謝夔從她的小眼神里讀出來了那句沒說完的話,他發現在同一件事情上,鶴語是有點本事要氣自己兩回的。但這段時間,也不知道是不是他已經習慣,心里竟然除了幾分無奈之外,也覺得沒什么。
謝夔直接伸手,在鶴語腦門上一點,“是這里面的銀錢不夠?”
鶴語莫名,下意識道:“夠啊。”
這枚墨翠可是謝夔在朔方經營這么多年的全部身家,還有當年前英國公夫人的嫁妝,簡直豐厚極了。就算是她敗家,只憑著謝夔這一枚小印,也足夠她后半輩子衣食無憂。
“那你還要上京送來的東西?”
謝夔負手而立,他身形頎長,猿臂蜂腰,一雙結實筆直的長腿在黑色的胡服下顯眼極了。這般模樣,看著分明就是不茍笑的冷硬武官,可是偏偏這話,說出來跟他周身的氣度實在是太違和。

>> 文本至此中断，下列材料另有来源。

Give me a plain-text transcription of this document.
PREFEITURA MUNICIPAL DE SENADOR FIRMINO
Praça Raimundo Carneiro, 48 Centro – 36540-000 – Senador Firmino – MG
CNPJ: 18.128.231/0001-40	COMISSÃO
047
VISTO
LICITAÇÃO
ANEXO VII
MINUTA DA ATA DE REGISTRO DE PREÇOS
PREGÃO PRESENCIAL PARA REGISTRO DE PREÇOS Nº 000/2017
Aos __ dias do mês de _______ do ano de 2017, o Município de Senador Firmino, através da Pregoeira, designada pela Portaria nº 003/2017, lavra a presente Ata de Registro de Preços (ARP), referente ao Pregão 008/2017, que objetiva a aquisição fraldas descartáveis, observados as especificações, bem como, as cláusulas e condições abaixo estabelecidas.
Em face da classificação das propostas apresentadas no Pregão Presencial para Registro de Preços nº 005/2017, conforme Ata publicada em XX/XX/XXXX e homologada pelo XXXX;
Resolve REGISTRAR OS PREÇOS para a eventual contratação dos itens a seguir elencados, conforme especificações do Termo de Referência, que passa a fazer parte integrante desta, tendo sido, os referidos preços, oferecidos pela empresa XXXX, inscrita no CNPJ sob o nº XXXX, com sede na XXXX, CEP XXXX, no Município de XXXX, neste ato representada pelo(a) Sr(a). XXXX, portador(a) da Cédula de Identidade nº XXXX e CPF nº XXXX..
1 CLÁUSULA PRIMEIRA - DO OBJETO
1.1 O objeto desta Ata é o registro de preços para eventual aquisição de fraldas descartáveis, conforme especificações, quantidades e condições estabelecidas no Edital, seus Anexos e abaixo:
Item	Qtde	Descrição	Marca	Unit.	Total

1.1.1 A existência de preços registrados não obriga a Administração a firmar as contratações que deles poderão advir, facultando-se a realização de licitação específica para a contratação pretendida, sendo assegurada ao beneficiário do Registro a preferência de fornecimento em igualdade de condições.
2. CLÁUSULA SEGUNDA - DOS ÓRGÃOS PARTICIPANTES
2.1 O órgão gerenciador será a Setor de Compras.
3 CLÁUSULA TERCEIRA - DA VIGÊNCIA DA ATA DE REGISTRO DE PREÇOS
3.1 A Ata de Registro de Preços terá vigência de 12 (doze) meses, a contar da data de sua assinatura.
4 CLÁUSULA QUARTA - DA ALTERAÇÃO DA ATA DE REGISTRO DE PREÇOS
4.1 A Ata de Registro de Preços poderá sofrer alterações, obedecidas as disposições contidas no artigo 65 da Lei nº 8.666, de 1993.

鶴語愣了一瞬,隨后反應過來。她湊到謝夔跟前,那雙跟西洋流傳過來的叫琉璃的東西像極了,清透而泛著粼粼水光,“謝夔,你在吃醋?”鶴語一針見血,絲毫沒想過要給謝夔留面子。
她說完后,還忍不住彎了彎眼睛。
那樣子,看起來好似極為愉悅。
謝夔下意識否認,“怎么可能?我吃什么醋?”
鶴語卻不是好糊弄的,她一手拎著自己的繡滿了金絲牡丹的宮裙的裙擺,裙裾還是逶迤拖在了地上,繞著站在院中的,就像是一棵大樹一樣的謝夔轉圈,那小眼神里帶著幾分看透他的得意。